Ülke tarihimizin tozlu sayfalarını yeniden açarsak hiçbir hükümet döneminde emekliler bu kadar eziyet görmemişti.
Son dönemde çareyi sadece zam yapmakta bulan yöneticilerimiz maalesef otların içinde gezerken minik kır çiçeklerini nasıl ezdiklerinin farkında değiller. Şu anda en kırılgan kesim sadece emekli maaşı olup, geçinmeye çalışan biçareler.

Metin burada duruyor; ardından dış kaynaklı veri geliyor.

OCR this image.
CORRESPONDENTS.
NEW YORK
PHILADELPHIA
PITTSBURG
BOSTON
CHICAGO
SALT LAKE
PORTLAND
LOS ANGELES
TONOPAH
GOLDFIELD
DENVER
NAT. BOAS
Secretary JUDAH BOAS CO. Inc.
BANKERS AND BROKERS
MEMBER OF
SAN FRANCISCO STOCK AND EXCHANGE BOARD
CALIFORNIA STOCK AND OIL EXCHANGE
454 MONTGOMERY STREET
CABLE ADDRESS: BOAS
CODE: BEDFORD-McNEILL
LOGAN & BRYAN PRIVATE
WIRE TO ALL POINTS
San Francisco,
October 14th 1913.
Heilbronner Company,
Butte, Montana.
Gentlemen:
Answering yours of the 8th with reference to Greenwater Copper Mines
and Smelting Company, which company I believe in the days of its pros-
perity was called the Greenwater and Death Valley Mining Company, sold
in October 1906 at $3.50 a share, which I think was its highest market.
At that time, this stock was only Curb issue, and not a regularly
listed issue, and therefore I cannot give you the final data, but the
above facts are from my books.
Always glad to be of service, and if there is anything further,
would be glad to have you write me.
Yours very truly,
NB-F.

Yıllarca peşin peşin emekli kesenekleri ödeyen ve vatanına hizmet etmek için var gücüyle en az 25 en çok 40 yıl çalışan emekli kardeşlerimiz maalesef emekli olduktan sonra hüsrana uğramışlardır. Her geçen yılda emekliye ayrılma maaş oranları düşürülmüş ve ebabil kuşu gibi maaşlar söz konusudur.
En son memura yapılan seyyanen zam, maalesef emekliye verilmemiş hatta verilmiş gibi görünen yüzde 25 zam oranı da kök maaş üzerinden olduğu için geçerli olmamıştır. Maaşını alan emekliler, maaşlarına beş kuruş zam gelmediğini öğrendiklerinde ne yapacaklarını şaşırmış sağa sola dert yanmaya başlamışlardır.
Eğer şimdiye kadar bir ev alamamışsa zaten yandı Allah’ın topuna. Kiralar astronomik fiyatlara büründü, ev sahipleri kraldan daha kral görünümlerle kiracılarını her gün rahatsız ederek evi boşaltmaları için uğraşmaktadır. Adliye sarayları evden çıkmayan kiracı ve çıkartmaya çalışan gözü dönmüş ev sahiplerinin dosyaları ile doldu. İğneden ipliğe her şeye saat başı zam yapılırken emekliye 6 ayda 1 defa zam yapmak akıl işi değildir. Her sabah kalkın bakın, fiyatlar uçmuş.
Altın rekor kırıyor, akaryakıt aldı başını gidiyor, kimseyi beklemiyor ev tüpü 500 liraya dayandı, ekmek bazı kentlerde 10 liraya satılıyor. Belediyelerin ekmek kuyruğu, sabah namazından sonra emeklilerle doldu. Bunun vebalini öbür dünyada nasıl anlatacaksınız? Emeklinin aldığı 7.500 lira ile ancak ev kirasını öder birkaç ay sonra onu da ödeyemez sokakta kalması an meselesi.
Vatandaşı yaşat ki devlet yaşasın, vatandaş biterse kimden vergi alınacak? Bu devlet nasıl yaşayacak. Yönetenlerimiz ezileni düşünmezse çok geç olacak. Saygılarımla.